Cross-modal style transfer (CMST) is explored to leverage large and diverse color imagery datasets so that they can be used to train DNN-based IR image-based object detectors, and it is found that CMST is highly effective for DNN-based detectors.

Abstract

Recent object detection models for infrared (IR) imagery are based upon deep neural networks (DNNs) and require large amounts of labeled training imagery. However, publicly available datasets that can be used for such training are limited in their size and diversity. To address this problem, we explore cross-modal style transfer (CMST) to leverage large and diverse color imagery datasets so that they can be used to train DNN-based IR image-based object detectors. We evaluate six contemporary stylization methods on four publicly-available IR datasets - the first comparison of its kind - and find that CMST is highly effective for DNN-based detectors. Surprisingly, we find that existing data-driven methods are outperformed by a simple grayscale stylization (an average of the color channels). Our analysis reveals that existing data-driven methods are either too simplistic or introduce significant artifacts into the imagery. To overcome these limitations, we propose meta-learning style transfer (MLST), which learns a stylization by composing and tuning well-behaved analytic functions. We find that MLST leads to more complex stylizations without introducing significant image artifacts and achieves the best overall detector performance on our benchmark datasets.
Paper Structure (10 sections, 4 equations, 5 figures, 2 tables, 2 algorithms)

This paper contains 10 sections, 4 equations, 5 figures, 2 tables, 2 algorithms.

Figures (5)

  • Figure 1: An example of (a) an RGB image, (b) a real IR image and (c) a synthetic IR image produced by a style transfer model. Images from flirdataset
  • Figure 2: This figure shows a diagram of our proposed MLST model. RGB imagery is stylized by a composition of k functions ($O^{n}$) and function parameters ($\mu_k^n, \rho_k^n$) sampled from a distribution of $N$ possible function where $n \in [1 ,2, \cdots, N]$. $\mu_k^n$ and $\rho_k^n$ are sampled from a learned probability distribution where $\rho$ determines the probability of application for each function and $\mu$ is the function specific parameter. This composition of functions $f_\theta()$ is termed a Stylization Policy. The loss of an adversarial critic (red line) is used as the training signal for the policy.
  • Figure 3: Example imagery produced by each CMST method we evaluated. Each column of the matrix has five representative images all stylized by an NST algorithm. Gray and WCT2 are both very similar, CyCADA introduces artifacts into the imagery, and InfraGAN saturates images when deployed on out-of-domain images.
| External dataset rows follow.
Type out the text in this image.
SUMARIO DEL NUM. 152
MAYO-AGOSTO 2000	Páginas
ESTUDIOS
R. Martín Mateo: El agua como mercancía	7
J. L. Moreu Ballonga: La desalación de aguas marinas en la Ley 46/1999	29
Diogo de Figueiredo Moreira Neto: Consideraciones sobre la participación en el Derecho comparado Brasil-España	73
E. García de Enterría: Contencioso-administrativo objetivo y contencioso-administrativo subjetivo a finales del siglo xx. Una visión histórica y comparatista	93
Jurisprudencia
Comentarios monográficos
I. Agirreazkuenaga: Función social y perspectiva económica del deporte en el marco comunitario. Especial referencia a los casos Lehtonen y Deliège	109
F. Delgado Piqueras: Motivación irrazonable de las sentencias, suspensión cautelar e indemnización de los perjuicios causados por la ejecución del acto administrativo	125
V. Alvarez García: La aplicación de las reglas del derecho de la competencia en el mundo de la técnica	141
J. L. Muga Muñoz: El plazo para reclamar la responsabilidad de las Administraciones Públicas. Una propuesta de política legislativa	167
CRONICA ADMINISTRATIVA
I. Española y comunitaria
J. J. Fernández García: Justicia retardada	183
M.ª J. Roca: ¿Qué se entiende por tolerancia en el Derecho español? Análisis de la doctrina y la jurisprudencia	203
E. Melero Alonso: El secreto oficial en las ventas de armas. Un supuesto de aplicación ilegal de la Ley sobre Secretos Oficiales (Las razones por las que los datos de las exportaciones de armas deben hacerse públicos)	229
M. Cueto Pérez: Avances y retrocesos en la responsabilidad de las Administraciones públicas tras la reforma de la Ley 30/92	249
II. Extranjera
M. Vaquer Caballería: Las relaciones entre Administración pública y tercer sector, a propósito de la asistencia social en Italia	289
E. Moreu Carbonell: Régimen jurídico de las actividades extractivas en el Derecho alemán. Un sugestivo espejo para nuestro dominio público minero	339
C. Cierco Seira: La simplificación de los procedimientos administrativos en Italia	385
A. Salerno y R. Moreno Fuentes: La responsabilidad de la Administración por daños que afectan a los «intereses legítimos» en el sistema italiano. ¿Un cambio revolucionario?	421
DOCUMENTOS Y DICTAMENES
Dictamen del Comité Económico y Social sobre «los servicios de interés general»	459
MLST introduces no artifacts and produces a relatively complex nonlinear stylization.
  • Figure 4: This figure shows how MLST is trained for stylization (top) and how MLST is trained for augmentation (bottom). For stylization only RGB imagery is acted upon by the policy during training. For augmentation IR imagery is acted upon by the policy in training.
  • Figure 5: This figure shows the differences in learned policies of MLST when used for stylization (blue), augmentation (orange), and unsupervised MLST (yellow). The top plot shows the expected number of times each operation in the dictionary is applied to an image $E[T^n]$ The lower plot shows the average parameter value of each operation $E[\mu^{(n)]}$. Note that operations invert and identity have no parameter and their $E[\mu^{(n)]}$ is set to zero.